Keywords: Helicobacter pylori; gastric cancer; gastrointestinal microbiota; gut metabolome; intestinal homeostasis; metabolic disorder; probiotic supplementation.

Figure 1.

The main genera and total abundance of bacteria vary along the gastrointestinal tract. The colon is characterized by low levels of oxygen as well as the presence of enormous numbers and species of bacteria. On the other hand, the microbial composition and metabolite concentration of stool samples are distinguished from gut biopsies, in which the bacteria and the fungi constitute the majority and minority of total fecal DNA, respectively. Fecal concentration of SCFAs are also demonstrated as they might be considered key regulators of the intestinal homeostasis.

Figure 2.

The interplay between the gut metabolome, H. pylori, and the host immune system. H. pylori induces chronic gastric inflammation through the activation of transcriptional factors such as NF-κB. By stimulating the production of BCAA from the gut microbiota, H. pylori activates the mTORC1 complex and ultimately inhibits autophagic response.
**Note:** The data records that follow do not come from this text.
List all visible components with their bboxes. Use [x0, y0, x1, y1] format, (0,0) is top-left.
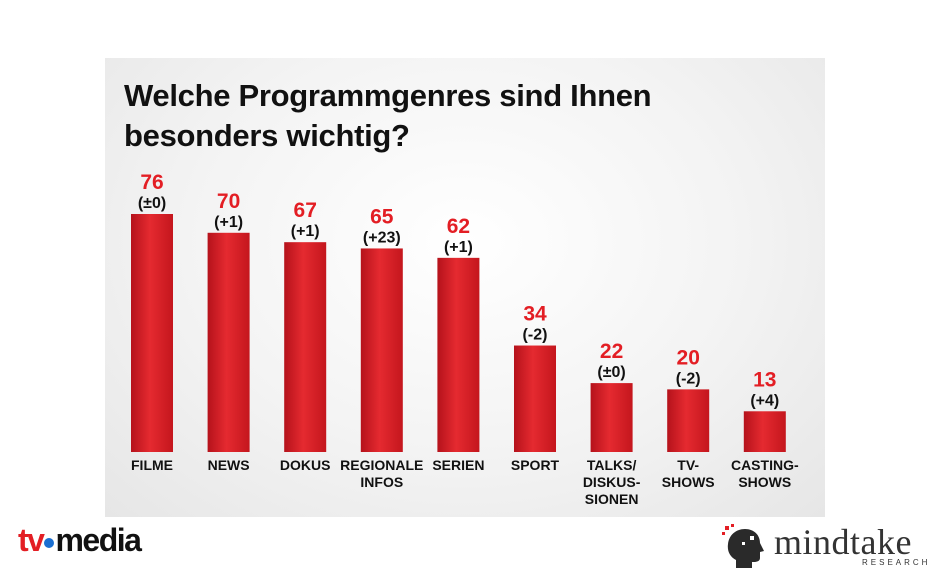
change-label: (-2): [676, 370, 701, 387]
bar: [437, 257, 480, 452]
change-label: (+1): [291, 223, 320, 240]
category-label: SERIEN: [432, 457, 484, 473]
logo-media-text: media: [55, 522, 141, 558]
category-label: SHOWS: [738, 474, 791, 490]
value-label: 70: [217, 190, 240, 213]
category-label: SPORT: [511, 457, 560, 473]
value-label: 65: [370, 205, 394, 228]
category-label: DOKUS: [280, 457, 331, 473]
value-label: 67: [294, 199, 317, 222]
change-label: (-2): [523, 327, 548, 344]
logo-tv-text: tv: [18, 522, 45, 558]
bar: [284, 242, 327, 452]
tv-media-logo: tv media: [18, 522, 142, 562]
value-label: 76: [140, 171, 163, 194]
value-label: 20: [677, 346, 700, 369]
category-label: TV-: [677, 457, 699, 473]
change-label: (±0): [597, 364, 625, 381]
value-label: 13: [753, 368, 776, 391]
change-label: (+23): [363, 229, 401, 246]
value-label: 34: [523, 303, 547, 326]
bar: [590, 383, 633, 452]
category-label: SHOWS: [662, 474, 715, 490]
bar: [360, 248, 403, 452]
globe-icon: [44, 537, 55, 548]
category-label: CASTING-: [731, 457, 799, 473]
category-label: INFOS: [360, 474, 403, 490]
bar: [667, 389, 710, 452]
chart-title: Welche Programmgenres sind Ihnen besonde…: [124, 78, 652, 153]
bar: [514, 345, 556, 452]
mindtake-logo: mindtake RESEARCH: [722, 520, 927, 570]
value-label: 62: [447, 215, 470, 238]
change-label: (+4): [750, 392, 779, 409]
bar: [131, 214, 173, 452]
mindtake-wordmark: mindtake: [774, 522, 912, 562]
head-profile-icon: [722, 524, 764, 568]
category-label: REGIONALE: [340, 457, 423, 473]
category-label: DISKUS-: [583, 474, 641, 490]
category-label: FILME: [131, 457, 173, 473]
value-label: 22: [600, 340, 623, 363]
change-label: (±0): [138, 195, 166, 212]
category-label: NEWS: [208, 457, 250, 473]
bar: [743, 411, 786, 452]
bar: [207, 232, 250, 452]
category-label: SIONEN: [585, 491, 639, 507]
research-subtext: RESEARCH: [862, 558, 930, 567]
category-label: TALKS/: [587, 457, 637, 473]
change-label: (+1): [214, 214, 243, 231]
change-label: (+1): [444, 239, 473, 256]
H. pylori further disrupts the integrity of the gastric epithelial barrier by suppressing the expression of tight junction proteins. On the other hand, microbiota production of SCFAs and secondary bile acids modulate gastric inflammation and immune system activation by reducing NF-κB activation, promoting the secretion of anti-inflammatory cytokines, AMPs, and IgA, and preserving the integrity of the gut barrier.

Figure 3.

The progression of chronic gastritis toward gastric carcinoma has been characterized by the reduction in the Helicobacter genus, overgrowth of opportunistic bacteria, increased apoptosis, necrosis, and collagen production, changes in the cytoskeleton and polarity of the gastric epithelium, and gradual suppression of gastric acidity. The main mechanisms of action through which H. pylori virulence factors promote the risk of developing gastric cancer are further depicted.

Figure 4.

The interplay between probiotic strains, H. pylori, and the host immune system. Several probiotic strains can directly eliminate H. pylori cells by producing bacteriocins, siderophore, hydrogen peroxide, biosurfactant, lactic acid, and SCFAs. Probiotic bacteria can retain the activity of the gut barrier by stimulating the production of mucin and tight junction proteins. Certain probiotic species preserve the inherent structure of the gut microbiota by increasing the concentration of AMPs, peptidoglycan hydrolase, and exopolysaccharides. Furthermore, several probiotic bacteria regulate the host inflammatory response and prevent the development of chronic inflammation.